Abstract

Tim Hartman’s Theology After Colonization transcends the limits of a tit-for-tat comparison between two figures, Karl Barth and Kwame Bediako, who never met nor engaged with each other, by introducing a compelling tertium quid: theological reflection. The main argument is that the situation we find ourselves in, with the decline of Christendom and the rise of secularism and globalization, demands a decentering of Western authority. White males such as Barth, Hartman, and myself need to stop speaking and instead listen deeply to voices from the Global South, indigenous peoples, oppressed groups, and female authors (188). Hartman sees Barth challenging accepted authorities in his European context and Bediako constructively engaging with the Christian Gospel as an African faith, both of which decenter in ways that promote a wide theological reflection. This would be platitudinous except Hartman proceeds to reflect theologically through these two iconoclastic thinkers, demonstrating while advocating. Neither Bediako nor Barth sit comfortably in prevailing theological reflection and in that are perfect conversation partners for a new way of proceeding.

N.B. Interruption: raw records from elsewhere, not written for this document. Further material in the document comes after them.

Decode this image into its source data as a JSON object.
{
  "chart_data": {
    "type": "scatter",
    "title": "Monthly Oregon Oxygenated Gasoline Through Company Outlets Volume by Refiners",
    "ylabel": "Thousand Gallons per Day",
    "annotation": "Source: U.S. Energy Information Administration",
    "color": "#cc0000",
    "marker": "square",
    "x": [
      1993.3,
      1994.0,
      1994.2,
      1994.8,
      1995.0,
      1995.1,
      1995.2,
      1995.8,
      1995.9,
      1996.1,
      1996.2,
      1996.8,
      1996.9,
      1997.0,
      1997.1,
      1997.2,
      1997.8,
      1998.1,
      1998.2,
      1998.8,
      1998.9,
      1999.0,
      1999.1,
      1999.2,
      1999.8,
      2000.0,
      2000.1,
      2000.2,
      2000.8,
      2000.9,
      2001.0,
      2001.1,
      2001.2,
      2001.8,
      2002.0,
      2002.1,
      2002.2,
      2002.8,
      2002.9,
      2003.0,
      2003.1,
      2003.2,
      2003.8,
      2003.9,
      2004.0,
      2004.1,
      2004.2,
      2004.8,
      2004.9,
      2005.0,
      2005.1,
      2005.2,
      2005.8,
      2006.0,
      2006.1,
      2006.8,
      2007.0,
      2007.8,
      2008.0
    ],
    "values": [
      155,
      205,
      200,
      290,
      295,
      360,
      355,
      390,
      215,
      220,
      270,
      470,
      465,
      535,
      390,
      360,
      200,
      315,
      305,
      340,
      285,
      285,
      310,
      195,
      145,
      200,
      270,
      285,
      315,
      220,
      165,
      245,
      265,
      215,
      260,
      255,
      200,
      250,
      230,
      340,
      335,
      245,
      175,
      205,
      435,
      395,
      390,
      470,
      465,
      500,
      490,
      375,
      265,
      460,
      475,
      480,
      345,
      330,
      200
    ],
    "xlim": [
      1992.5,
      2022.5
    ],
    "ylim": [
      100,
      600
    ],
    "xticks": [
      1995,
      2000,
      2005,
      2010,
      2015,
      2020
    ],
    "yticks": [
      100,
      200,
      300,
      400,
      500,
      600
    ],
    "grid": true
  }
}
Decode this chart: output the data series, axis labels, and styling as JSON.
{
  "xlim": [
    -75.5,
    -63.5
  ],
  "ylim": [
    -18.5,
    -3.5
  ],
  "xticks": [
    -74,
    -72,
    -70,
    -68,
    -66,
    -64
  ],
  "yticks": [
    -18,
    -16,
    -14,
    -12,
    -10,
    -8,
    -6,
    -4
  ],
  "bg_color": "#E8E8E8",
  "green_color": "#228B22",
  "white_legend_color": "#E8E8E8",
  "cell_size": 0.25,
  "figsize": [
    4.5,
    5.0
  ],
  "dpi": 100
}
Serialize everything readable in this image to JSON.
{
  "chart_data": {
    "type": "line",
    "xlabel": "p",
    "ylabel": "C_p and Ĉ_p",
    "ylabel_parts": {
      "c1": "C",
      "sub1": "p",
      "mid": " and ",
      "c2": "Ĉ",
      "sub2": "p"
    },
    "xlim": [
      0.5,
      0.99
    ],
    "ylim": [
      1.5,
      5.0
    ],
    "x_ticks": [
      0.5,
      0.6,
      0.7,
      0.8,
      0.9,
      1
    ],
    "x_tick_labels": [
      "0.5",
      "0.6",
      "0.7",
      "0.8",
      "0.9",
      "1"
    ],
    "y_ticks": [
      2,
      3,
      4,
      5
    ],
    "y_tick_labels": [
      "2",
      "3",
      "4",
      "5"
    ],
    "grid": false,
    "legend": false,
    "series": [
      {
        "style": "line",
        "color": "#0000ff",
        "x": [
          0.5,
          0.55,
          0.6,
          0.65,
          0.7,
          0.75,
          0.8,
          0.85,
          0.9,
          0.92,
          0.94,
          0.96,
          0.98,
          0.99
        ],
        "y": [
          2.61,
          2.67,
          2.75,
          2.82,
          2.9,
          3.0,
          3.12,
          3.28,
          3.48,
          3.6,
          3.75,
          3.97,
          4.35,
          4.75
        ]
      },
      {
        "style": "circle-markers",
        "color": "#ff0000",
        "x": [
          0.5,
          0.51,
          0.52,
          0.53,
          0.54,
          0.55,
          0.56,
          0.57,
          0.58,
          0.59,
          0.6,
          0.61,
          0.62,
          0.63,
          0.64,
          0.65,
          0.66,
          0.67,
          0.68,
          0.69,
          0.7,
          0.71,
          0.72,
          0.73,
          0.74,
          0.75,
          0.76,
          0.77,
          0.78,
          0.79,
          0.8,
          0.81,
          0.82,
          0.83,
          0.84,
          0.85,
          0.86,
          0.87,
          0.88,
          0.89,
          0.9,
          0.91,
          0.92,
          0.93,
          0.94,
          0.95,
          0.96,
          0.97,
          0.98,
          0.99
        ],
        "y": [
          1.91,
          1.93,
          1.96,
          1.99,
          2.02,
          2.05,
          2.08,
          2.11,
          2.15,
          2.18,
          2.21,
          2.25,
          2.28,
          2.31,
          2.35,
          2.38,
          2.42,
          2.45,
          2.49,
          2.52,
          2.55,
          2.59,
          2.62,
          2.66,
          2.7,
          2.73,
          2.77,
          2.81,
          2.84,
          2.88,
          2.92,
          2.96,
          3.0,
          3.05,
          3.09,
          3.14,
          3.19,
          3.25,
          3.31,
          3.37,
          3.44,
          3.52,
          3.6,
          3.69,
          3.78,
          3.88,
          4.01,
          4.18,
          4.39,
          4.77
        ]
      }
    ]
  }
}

After two introductory chapters that set the contemporary context, the first focusing on the big picture of Christendom, secularization, and globalization, and the second turning toward transcultural theological methodology, Hartman gets into the meat of his comparison. Each of the following chapters is a reflection using one of five heuristics that Hartman discerns: Christological, contextual, cultural, constructive, and collaborative. Because Barth’s written corpus is much larger than Bediako’s, Hartman largely limits his discussion to Church Dogmatics IV/3 and even more specifically §69 which focuses on Jesus’ office of prophet. For Bediako, Hartman draws on all of his major works, including Christianity in Africa: The Renewal of a Non-Western Religion and Theology and Identity, as well as extensive archival research carried out in Ghana. In the end, this book is not about Barth nor Bediako, although readers will benefit from Hartman’s placing Barth as a contextual theologian and, for those not already familiar with him, introducing the West to Bediako, a major African theologian.
This book is the inaugural volume in the Notre Dame Studies in African Theology series, and bodes well for the future of that line. Positively, Hartman’s writing is accessible but still academic. For those interested in learning more about African theology and who already have some grounding in the Western tradition, Hartman is a very able guide. Bediako lends himself to Hartman’s analysis in part because he did write so much. Other African theological traditions, such as the oral or aphoristic, are less amenable to Hartman’s kind of analysis. For those invested in Barthian studies, Hartman challenges some conventions (Barth as a contextual theologian) while maintaining a close reading of parts of the Church Dogmatics.
The real audience is wider than African theologians or Barthians, however. There is a danger that because this book was published within the academy and as part of Western theological education institutions, its everyday importance will be missed. In these days of global pandemic and civil unrest, Hartman offers those involved in theological reflection a way to have conversations that are generative across divisions. In a global pandemic there seems to be a focus on its effects in relation to the West, making the crisis more national than global. Likewise, racial tensions are most often interpreted within a domestic context thus missing a cross-cultural component. Hartman moves past the ideological certainties that lead to shouting matches and to a place where the object that both Barth and Bediako wrestled with, namely God as revealed in Jesus Christ, becomes clearer. Christendom, secularism, and globalization distort the truth about God found in Jesus Christ. On this, both Barth and Bediako were clear. What Hartman does is provide a nuanced and productive approach that offers the possibility of finding a universal truth within particular contexts.